CIDA, the union representing managers in Italy’s private and public sectors, has started legal action against Istituto Nazionale di Previdenza Sociale (INPS), the main entity of the country’s public retirement system, and the Ministry of Economy and Finance for blocking the process of fully adjusting pensions to inflation, as members lose purchasing power.
“We have filed five lawsuits in five ordinary courts, and two in two courts of accounts, for a total of seven [so-called] pilot cases. We filed them in the last few days and expect the first hearing to be scheduled shortly,” CIDA’s director Teresa Lavagna told IPE.
The ultimate goal of the legal action launched by the association is to bring the cases before the Constitutional Court to check the legitimacy, and potentially repeal, the measures taken by the government, she added.
CIDA is taking legal action against measures taken by the cabinet through the budget law for 2023, approved by parliament in 2022.
According to the budget law, the automatic mechanism to increase pensions in line with inflation applies for the period 2023-24 in full to pension payments equal to or less than four times the minimum payment by INPS, meaning a total of around €2,000.
The minimum benefit for this year is €563.74 per month, according to a circular sent out by INPS in April. This means that pensions will increase by 7.3%, according to the Ministry of Labour and Social Policies.
The mechanism applies to the extent of 85% of the inflation increase for pension payments totalling equal to or less than five times the minimum payment by INPS, meaning a 6.2% increase, according to the labour ministry.
The increase in the level of pensions according to inflation decreases to 53% for benefits higher than five times the INPS’s minimum payment.

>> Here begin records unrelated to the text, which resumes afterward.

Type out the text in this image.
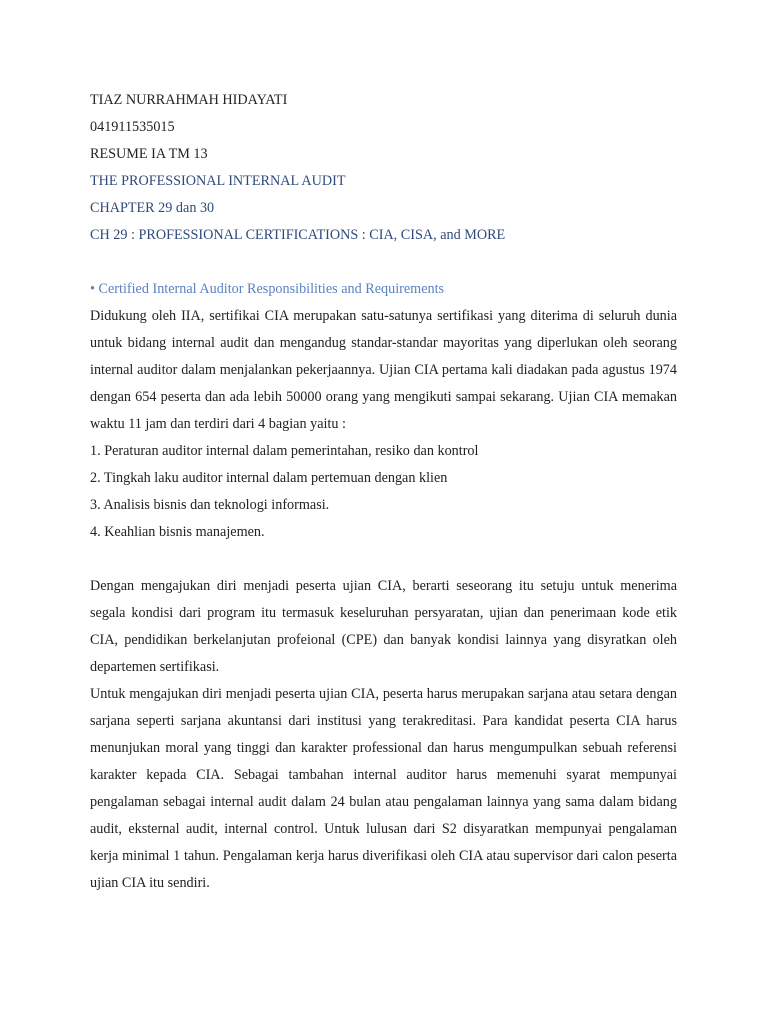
TIAZ NURRAHMAH HIDAYATI
041911535015
RESUME IA TM 13
THE PROFESSIONAL INTERNAL AUDIT
CHAPTER 29 dan 30
CH 29 : PROFESSIONAL CERTIFICATIONS : CIA, CISA, and MORE
• Certified Internal Auditor Responsibilities and Requirements

Didukung oleh IIA, sertifikai CIA merupakan satu-satunya sertifikasi yang diterima di seluruh dunia untuk bidang internal audit dan mengandug standar-standar mayoritas yang diperlukan oleh seorang internal auditor dalam menjalankan pekerjaannya. Ujian CIA pertama kali diadakan pada agustus 1974 dengan 654 peserta dan ada lebih 50000 orang yang mengikuti sampai sekarang. Ujian CIA memakan waktu 11 jam dan terdiri dari 4 bagian yaitu :

1. Peraturan auditor internal dalam pemerintahan, resiko dan kontrol
2. Tingkah laku auditor internal dalam pertemuan dengan klien
3. Analisis bisnis dan teknologi informasi.
4. Keahlian bisnis manajemen.

Dengan mengajukan diri menjadi peserta ujian CIA, berarti seseorang itu setuju untuk menerima segala kondisi dari program itu termasuk keseluruhan persyaratan, ujian dan penerimaan kode etik CIA, pendidikan berkelanjutan profeional (CPE) dan banyak kondisi lainnya yang disyratkan oleh departemen sertifikasi.

Untuk mengajukan diri menjadi peserta ujian CIA, peserta harus merupakan sarjana atau setara dengan sarjana seperti sarjana akuntansi dari institusi yang terakreditasi. Para kandidat peserta CIA harus menunjukan moral yang tinggi dan karakter professional dan harus mengumpulkan sebuah referensi karakter kepada CIA. Sebagai tambahan internal auditor harus memenuhi syarat mempunyai pengalaman sebagai internal audit dalam 24 bulan atau pengalaman lainnya yang sama dalam bidang audit, eksternal audit, internal control. Untuk lulusan dari S2 disyaratkan mempunyai pengalaman kerja minimal 1 tahun. Pengalaman kerja harus diverifikasi oleh CIA atau supervisor dari calon peserta ujian CIA itu sendiri.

CIDA has sent a warning to INPS on behalf of seven of its members, following the normal legal procedure, asking it not to implement the process to block the full adjustment of pensions to inflation, as members have lost purchasing power with high inflation rate.

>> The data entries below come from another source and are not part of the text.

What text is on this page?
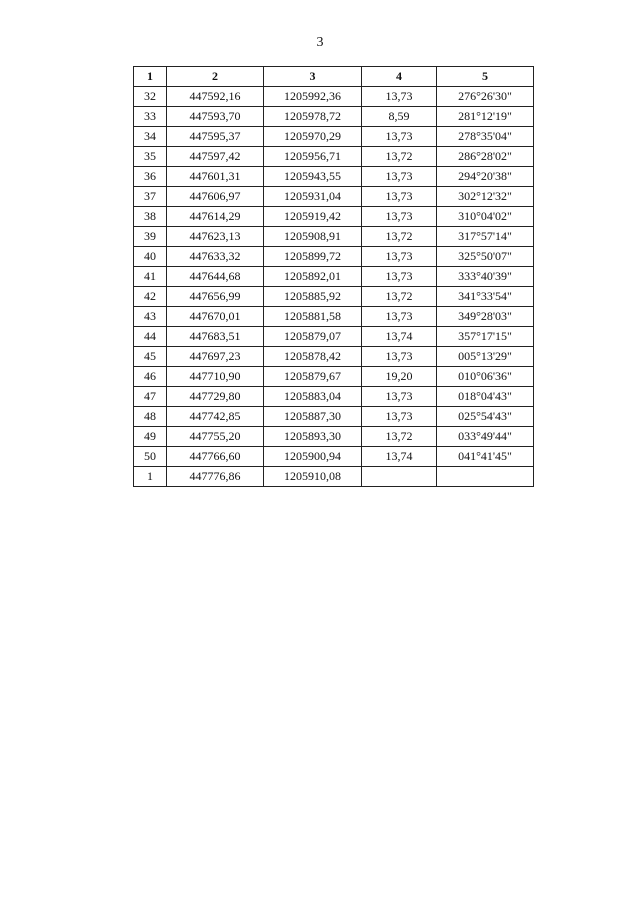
3
1	2	3	4	5
32	447592,16	1205992,36	13,73	276°26'30"
33	447593,70	1205978,72	8,59	281°12'19"
34	447595,37	1205970,29	13,73	278°35'04"
35	447597,42	1205956,71	13,72	286°28'02"
36	447601,31	1205943,55	13,73	294°20'38"
37	447606,97	1205931,04	13,73	302°12'32"
38	447614,29	1205919,42	13,73	310°04'02"
39	447623,13	1205908,91	13,72	317°57'14"
40	447633,32	1205899,72	13,73	325°50'07"
41	447644,68	1205892,01	13,73	333°40'39"
42	447656,99	1205885,92	13,72	341°33'54"
43	447670,01	1205881,58	13,73	349°28'03"
44	447683,51	1205879,07	13,74	357°17'15"
45	447697,23	1205878,42	13,73	005°13'29"
46	447710,90	1205879,67	19,20	010°06'36"
47	447729,80	1205883,04	13,73	018°04'43"
48	447742,85	1205887,30	13,73	025°54'43"
49	447755,20	1205893,30	13,72	033°49'44"
50	447766,60	1205900,94	13,74	041°41'45"
1	447776,86	1205910,08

“INPS had 55 days to reply, but we know that INPS can’t reply because it is applying a state law, and we also go against the Ministry of Economy and Finance that has issued the law,” Lavagna added.
A spokesperson for INPS said the institution was not aware of any legal action. INPS did not reply to a further request for comment on whether it had received CIDA’s warning, and on its response to the legal proceedings. The Ministry of Economy and Finance did not reply to a request for comment either.
CIDA has now started talks with MPs and members of the government to try to include full pension adjustments to inflation in the next budget law.
“Pensions are losing a lot [of purchasing power], a loss that pensioners won’t recover [in their lifetime], even if the block applies to only one year,” Lavagna said.